5.3. Le Programme PSSM Ado
Face à l'enjeu majeur de la santé mentale des jeunes, PSSM France a développé un module spécifique pour les adolescents, actuellement en phase d'expérimentation.
• Objectif : Briser la solitude des jeunes face à leurs propres troubles ou ceux de leurs camarades, et leur donner des outils pour agir.
• Format adapté : 3 sessions de 50 minutes au collège et 3 sessions de 90 minutes au lycée.
• Prérequis : 10% des personnels de l'établissement (enseignants, administratifs, service) doivent être formés au préalable au module PSSM Jeune.
• Premiers retours : Une phase pilote auprès de 500 élèves a montré un accueil très positif et une forte participation, les jeunes se sentant directement concernés par le sujet.
Une expérimentation plus large est prévue avec le soutien de l'Éducation Nationale.
6. Conclusion et Perspectives
En conclusion, Claire Compagnon, membre du collège de la Haute Autorité de Santé (HAS), a salué l'action de PSSM France comme une contribution essentielle face à l'enjeu majeur de santé publique que représente la santé mentale.
Elle a rappelé l'engagement de la HAS à travers son propre programme de travail, qui vise à construire des parcours cohérents, à promouvoir la pair-aidance et à renforcer les droits des personnes.

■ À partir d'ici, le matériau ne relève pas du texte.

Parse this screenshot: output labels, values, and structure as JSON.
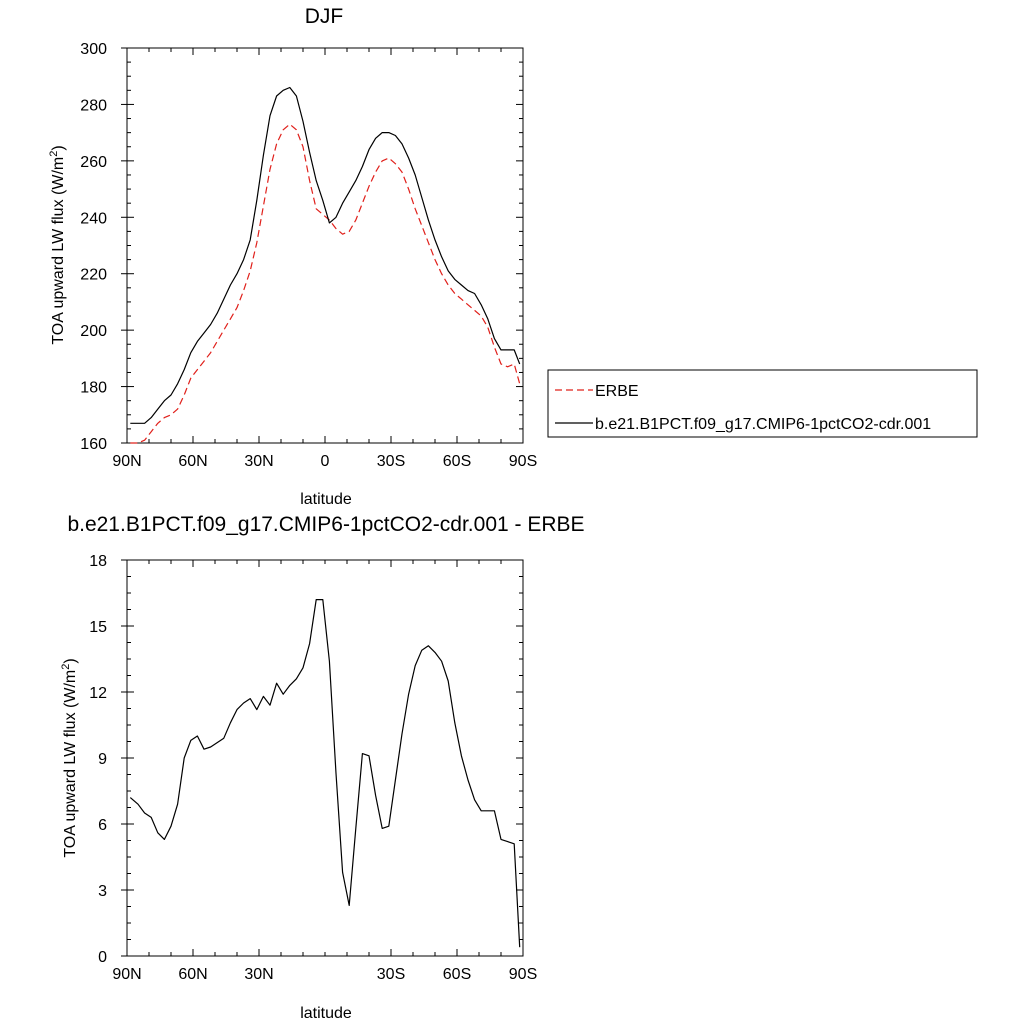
{
  "chart_data": [
    {
      "type": "line",
      "title": "DJF",
      "xlabel": "latitude",
      "ylabel_main": "TOA upward LW flux (W/m",
      "ylabel_sup": "2",
      "ylabel_close": ")",
      "xlim": [
        90,
        -90
      ],
      "ylim": [
        160,
        300
      ],
      "xticks": [
        90,
        60,
        30,
        0,
        -30,
        -60,
        -90
      ],
      "xtick_labels": [
        "90N",
        "60N",
        "30N",
        "0",
        "30S",
        "60S",
        "90S"
      ],
      "yticks": [
        160,
        180,
        200,
        220,
        240,
        260,
        280,
        300
      ],
      "ytick_labels": [
        "160",
        "180",
        "200",
        "220",
        "240",
        "260",
        "280",
        "300"
      ],
      "legend_position": "right",
      "series": [
        {
          "name": "ERBE",
          "color": "#e0201b",
          "dash": "dashed",
          "x": [
            88.5,
            85,
            82,
            79,
            76,
            73,
            70,
            67,
            64,
            61,
            58,
            55,
            52,
            49,
            46,
            43,
            40,
            37,
            34,
            31,
            28,
            25,
            22,
            19,
            16,
            13,
            10,
            7,
            4,
            1,
            -2,
            -5,
            -8,
            -11,
            -14,
            -17,
            -20,
            -23,
            -26,
            -29,
            -32,
            -35,
            -38,
            -41,
            -44,
            -47,
            -50,
            -53,
            -56,
            -59,
            -62,
            -65,
            -68,
            -71,
            -74,
            -77,
            -80,
            -83,
            -86,
            -88.5
          ],
          "y": [
            160,
            160,
            161,
            164,
            167,
            169,
            170,
            172,
            177,
            183,
            186,
            189,
            192,
            196,
            200,
            204,
            208,
            214,
            221,
            231,
            244,
            257,
            266,
            271,
            273,
            271,
            265,
            253,
            243,
            241,
            239,
            236,
            234,
            235,
            239,
            245,
            251,
            256,
            260,
            261,
            259,
            256,
            250,
            243,
            237,
            231,
            225,
            220,
            216,
            213,
            211,
            209,
            207,
            205,
            201,
            194,
            188,
            187,
            188,
            181
          ]
        },
        {
          "name": "b.e21.B1PCT.f09_g17.CMIP6-1pctCO2-cdr.001",
          "color": "#000000",
          "dash": "solid",
          "x": [
            88.5,
            85,
            82,
            79,
            76,
            73,
            70,
            67,
            64,
            61,
            58,
            55,
            52,
            49,
            46,
            43,
            40,
            37,
            34,
            31,
            28,
            25,
            22,
            19,
            16,
            13,
            10,
            7,
            4,
            1,
            -2,
            -5,
            -8,
            -11,
            -14,
            -17,
            -20,
            -23,
            -26,
            -29,
            -32,
            -35,
            -38,
            -41,
            -44,
            -47,
            -50,
            -53,
            -56,
            -59,
            -62,
            -65,
            -68,
            -71,
            -74,
            -77,
            -80,
            -83,
            -86,
            -88.5
          ],
          "y": [
            167,
            167,
            167,
            169,
            172,
            175,
            177,
            181,
            186,
            192,
            196,
            199,
            202,
            206,
            211,
            216,
            220,
            225,
            232,
            246,
            262,
            276,
            283,
            285,
            286,
            283,
            274,
            263,
            253,
            246,
            238,
            240,
            245,
            249,
            253,
            258,
            264,
            268,
            270,
            270,
            269,
            266,
            261,
            255,
            247,
            239,
            232,
            226,
            221,
            218,
            216,
            214,
            213,
            209,
            204,
            197,
            193,
            193,
            193,
            188
          ]
        }
      ]
    },
    {
      "type": "line",
      "title": "b.e21.B1PCT.f09_g17.CMIP6-1pctCO2-cdr.001 - ERBE",
      "xlabel": "latitude",
      "ylabel_main": "TOA upward LW flux (W/m",
      "ylabel_sup": "2",
      "ylabel_close": ")",
      "xlim": [
        90,
        -90
      ],
      "ylim": [
        0,
        18
      ],
      "xticks": [
        90,
        60,
        30,
        -30,
        -60,
        -90
      ],
      "xtick_labels": [
        "90N",
        "60N",
        "30N",
        "30S",
        "60S",
        "90S"
      ],
      "yticks": [
        0,
        3,
        6,
        9,
        12,
        15,
        18
      ],
      "ytick_labels": [
        "0",
        "3",
        "6",
        "9",
        "12",
        "15",
        "18"
      ],
      "series": [
        {
          "color": "#000000",
          "dash": "solid",
          "x": [
            88.5,
            85,
            82,
            79,
            76,
            73,
            70,
            67,
            64,
            61,
            58,
            55,
            52,
            49,
            46,
            43,
            40,
            37,
            34,
            31,
            28,
            25,
            22,
            19,
            16,
            13,
            10,
            7,
            4,
            1,
            -2,
            -5,
            -8,
            -11,
            -14,
            -17,
            -20,
            -23,
            -26,
            -29,
            -32,
            -35,
            -38,
            -41,
            -44,
            -47,
            -50,
            -53,
            -56,
            -59,
            -62,
            -65,
            -68,
            -71,
            -74,
            -77,
            -80,
            -83,
            -86,
            -88.5
          ],
          "y": [
            7.2,
            6.9,
            6.5,
            6.3,
            5.6,
            5.3,
            5.9,
            6.9,
            9.0,
            9.8,
            10.0,
            9.4,
            9.5,
            9.7,
            9.9,
            10.6,
            11.2,
            11.5,
            11.7,
            11.2,
            11.8,
            11.4,
            12.4,
            11.9,
            12.3,
            12.6,
            13.1,
            14.2,
            16.2,
            16.2,
            13.4,
            8.3,
            3.8,
            2.3,
            5.8,
            9.2,
            9.1,
            7.3,
            5.8,
            5.9,
            8.0,
            10.1,
            11.9,
            13.2,
            13.9,
            14.1,
            13.8,
            13.4,
            12.5,
            10.6,
            9.1,
            8.0,
            7.1,
            6.6,
            6.6,
            6.6,
            5.3,
            5.2,
            5.1,
            0.4
          ]
        }
      ]
    }
  ]
}
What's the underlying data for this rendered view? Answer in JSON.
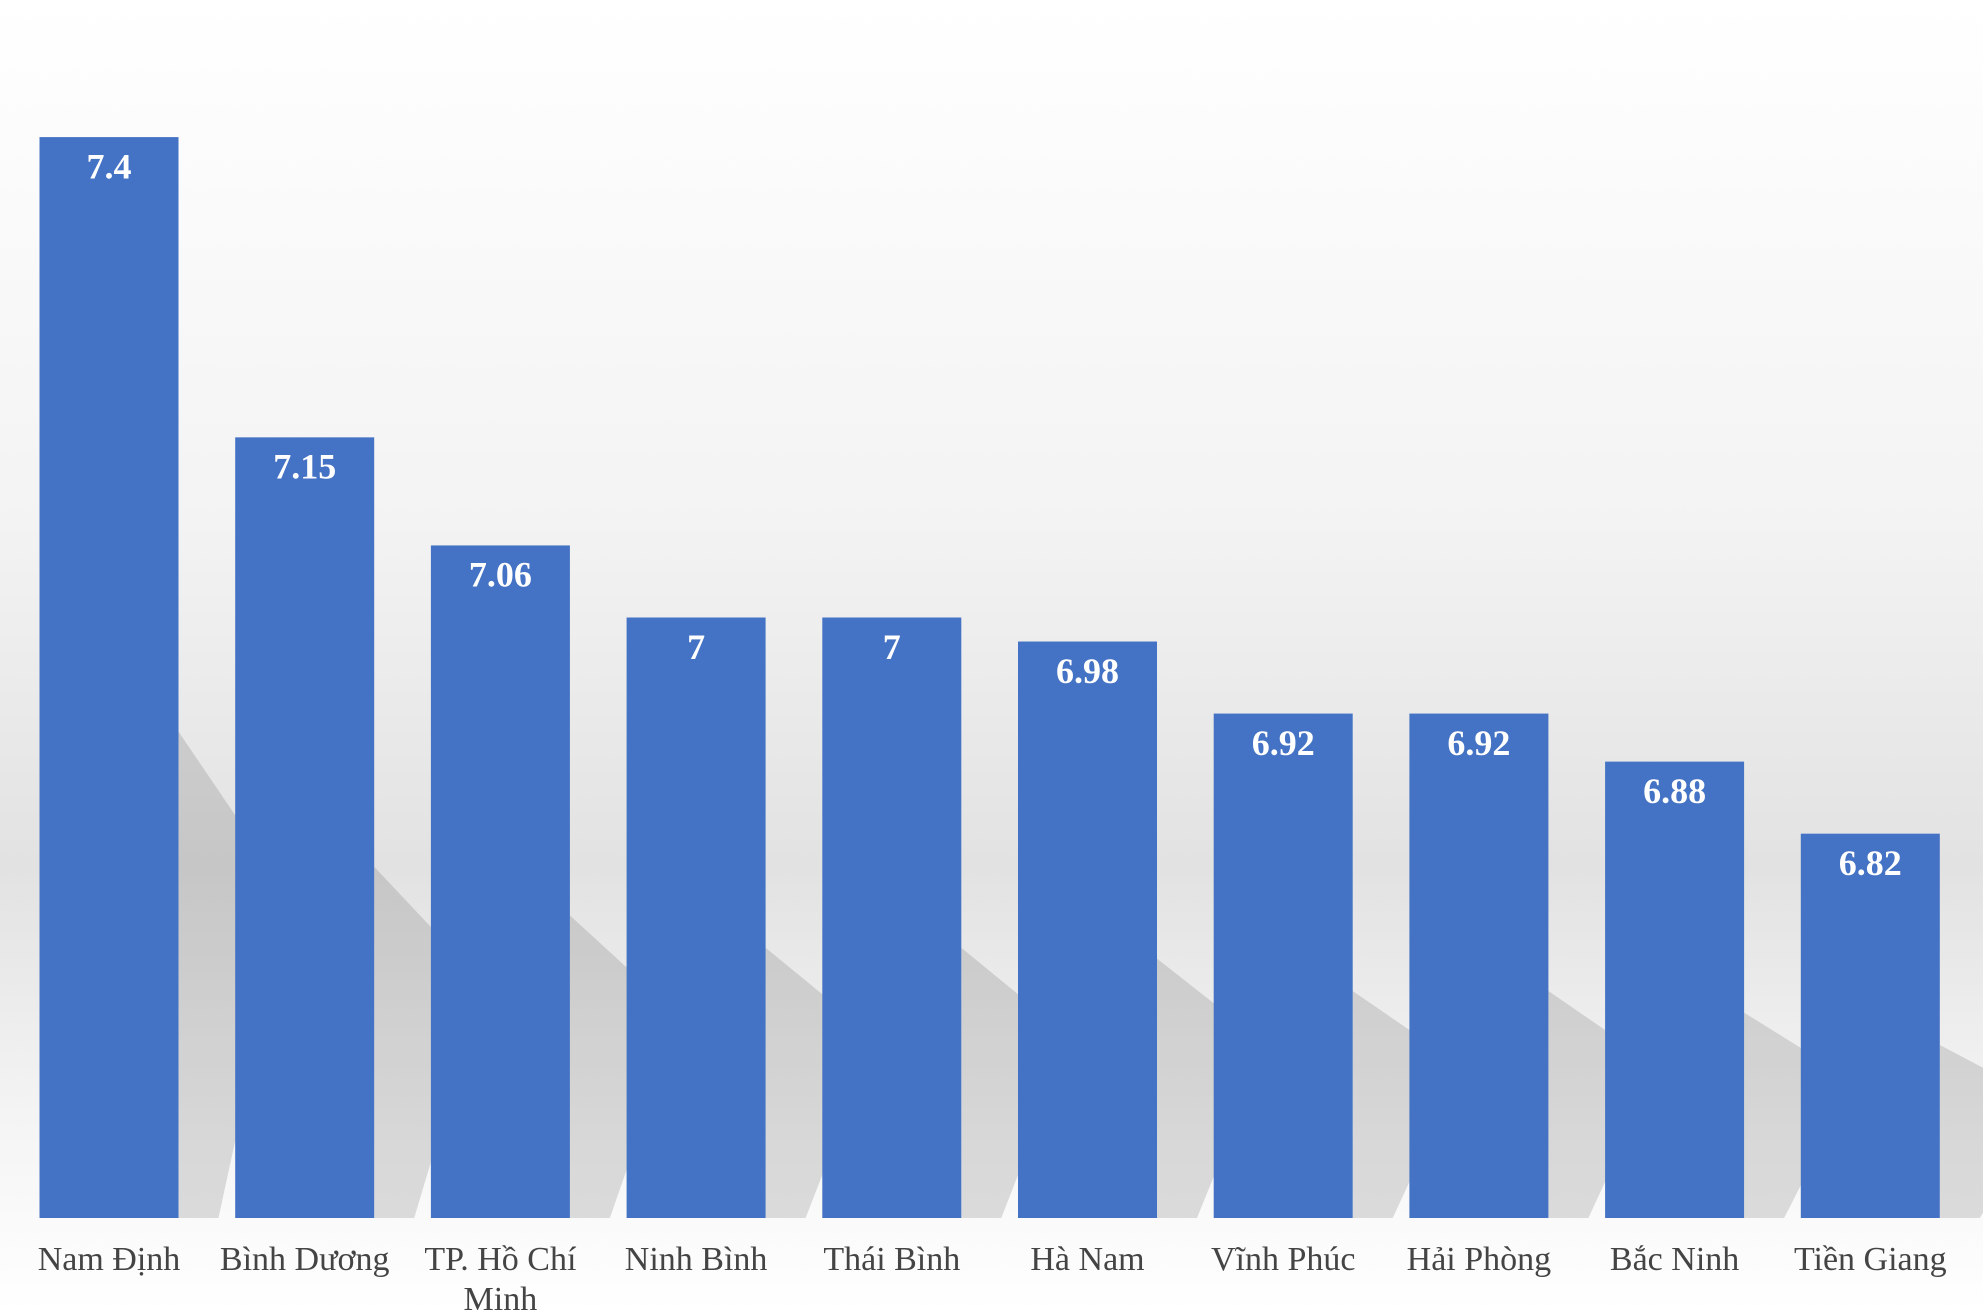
{
  "chart_data": {
    "type": "bar",
    "categories": [
      "Nam Định",
      "Bình Dương",
      "TP. Hồ Chí Minh",
      "Ninh Bình",
      "Thái Bình",
      "Hà Nam",
      "Vĩnh Phúc",
      "Hải Phòng",
      "Bắc Ninh",
      "Tiền Giang"
    ],
    "values": [
      7.4,
      7.15,
      7.06,
      7,
      7,
      6.98,
      6.92,
      6.92,
      6.88,
      6.82
    ],
    "color": "#4472c4",
    "ylim": [
      6.5,
      7.5
    ]
  }
}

L'engagement de PSSM France dans la recherche et l'évaluation a été particulièrement souligné comme une démarche "essentielle".
Dans un contexte où le développement de la prévention doit s'appuyer sur des données probantes pour guider les décisions des pouvoirs publics, les initiatives de PSSM France sont perçues comme un modèle pour accélérer le "virage préventif" en France.
L'ambition partagée est de passer "de la parole à l'action" pour faire de la santé mentale une priorité concrète et collective.